DLGP

Doctor of Leadership in Global Perspectives: Crafting Ministry in an Interconnected World

What Goes Around Comes Around – The Cycle of Capitalism

Written by: on February 7, 2013

 

This week, the CEO of Coca Cola company made a statement that capitalism must evolve. The way the market economy has been developed over the centuries has not changed. The poor are still being affected by the policies of the lassie faire. This book was written when Africa was being colonized by European powers. The native people were regarded to be a resource to exploit for and labor. The author refers to a case in South Africa where the colonialists created artificial food scarcity and imposed hut tax to subjugate the African to a state of hopelessness. When the fabric of the culture and the society was destroyed, the local people were left to die due to sudden and forced policies that were imposed on them. They were unable to feed themselves. Just as Owen Robert states that ‘market economy left to its own laws would create great and permanent evils’ (136), I believe that this fact is true today in Africa as it was in Europe.

The way that capitalism will evolve will require the establishment of a new system of class definition. As long as society is stratified based on economic terms, a large number of people in the society will find themselves being pushed to the margins. I watch the people living in the slums and working in the factories in the industrial zones of Nairobi, earning minimum wages equivalent to 90 dollars a month or 3 dollars a day, and I wonder how such people will break out of the cycle of poverty. They are overworked and under compensated. How will their children go to school, will they have any savings? These are the people who when given even five dollars by a politician to cause chaos, they will gladly do so. They have been stripped of any sense of appreciating human life and dignity because their identity is in the class strata in society.

The issues of land in Kenya are very emotive. Land still remains an important element of the identity of a people. The number of internally displaced people and squatters is rising every day. Many people are losing their land to corrupt officials, debt collectors and evictions due to tribal wars. The cost of real estate in the major cities is increasing every day. The cost of an acre of land is beyond the reach of many Kenyans. Most of the land is held in family trust and as the land is subdivided many people find their portions not economically viable.

A common way of lifting people out of poverty that is becoming popular is micro financing. Profit margins from small market traders cannot repay the loans given or improve the livelihood of those who receive it. Many people are caught in the cycle of poverty because they cannot repay the loans. If diseases strike, the money is used to pay the bills rather than expand the business. The rates of inflation increase as the Gross National Product decreases. When leadership fails the people by failing to look for ways that can uplift the economically, poverty increases. Just as failure for market to self-regulate would lead to the two world wars in the 20th century and the economic meltdown in 1929, in the same way wars have broken out in eastern Congo, and civil wars in many parts of Africa.
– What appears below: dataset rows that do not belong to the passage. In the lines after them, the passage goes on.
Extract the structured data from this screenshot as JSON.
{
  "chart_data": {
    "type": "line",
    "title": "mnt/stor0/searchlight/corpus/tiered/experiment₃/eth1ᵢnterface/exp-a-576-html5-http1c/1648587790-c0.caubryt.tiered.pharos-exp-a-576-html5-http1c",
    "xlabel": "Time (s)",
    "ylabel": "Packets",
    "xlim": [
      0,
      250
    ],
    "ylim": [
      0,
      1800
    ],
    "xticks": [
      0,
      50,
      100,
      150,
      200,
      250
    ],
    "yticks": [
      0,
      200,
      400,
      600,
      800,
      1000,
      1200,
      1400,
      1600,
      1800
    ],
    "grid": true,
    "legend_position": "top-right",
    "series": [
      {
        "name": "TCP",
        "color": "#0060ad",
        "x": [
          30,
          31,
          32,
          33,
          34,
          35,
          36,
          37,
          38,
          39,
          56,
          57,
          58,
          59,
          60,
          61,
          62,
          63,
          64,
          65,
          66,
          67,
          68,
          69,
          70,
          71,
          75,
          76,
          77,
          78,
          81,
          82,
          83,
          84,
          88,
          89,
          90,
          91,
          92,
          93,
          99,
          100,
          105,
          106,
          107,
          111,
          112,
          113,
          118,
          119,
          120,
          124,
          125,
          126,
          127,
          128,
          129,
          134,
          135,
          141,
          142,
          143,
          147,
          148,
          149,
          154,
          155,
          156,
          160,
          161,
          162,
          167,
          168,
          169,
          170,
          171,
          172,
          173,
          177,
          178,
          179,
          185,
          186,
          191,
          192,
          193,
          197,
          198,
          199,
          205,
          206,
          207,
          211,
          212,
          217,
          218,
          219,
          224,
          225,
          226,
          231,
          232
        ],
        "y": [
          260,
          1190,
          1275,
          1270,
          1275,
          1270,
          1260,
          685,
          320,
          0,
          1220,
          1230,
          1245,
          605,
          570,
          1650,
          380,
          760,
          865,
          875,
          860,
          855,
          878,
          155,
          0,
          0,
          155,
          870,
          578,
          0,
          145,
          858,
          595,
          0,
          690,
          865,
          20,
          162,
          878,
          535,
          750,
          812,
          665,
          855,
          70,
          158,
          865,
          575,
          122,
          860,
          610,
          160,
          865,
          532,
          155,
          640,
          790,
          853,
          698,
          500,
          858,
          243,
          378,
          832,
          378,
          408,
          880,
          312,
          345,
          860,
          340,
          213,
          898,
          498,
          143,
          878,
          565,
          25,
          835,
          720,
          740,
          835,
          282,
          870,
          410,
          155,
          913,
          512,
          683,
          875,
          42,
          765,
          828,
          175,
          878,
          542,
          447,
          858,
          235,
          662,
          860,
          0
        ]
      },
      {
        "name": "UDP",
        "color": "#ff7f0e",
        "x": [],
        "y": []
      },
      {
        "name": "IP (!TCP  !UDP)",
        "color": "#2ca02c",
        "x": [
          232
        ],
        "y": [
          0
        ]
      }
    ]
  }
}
Political, economic and social turmoil results and the poor and vulnerable suffer the most.

Is the government the solution in regulating the markets in Africa and bridging gap between the rich and poor? There has been no success story as such where capitalism has works well for the poor. Maybe Ghana may stand out as a country where the government has attempted to regulate the economy successful. Capitalism and the market economy as it is will not change the fortunes of Africa, and I agree with the CEO of Coca Cola, capitalism must evolve. How this will happen is a conversation that leaders in Africa must engage in.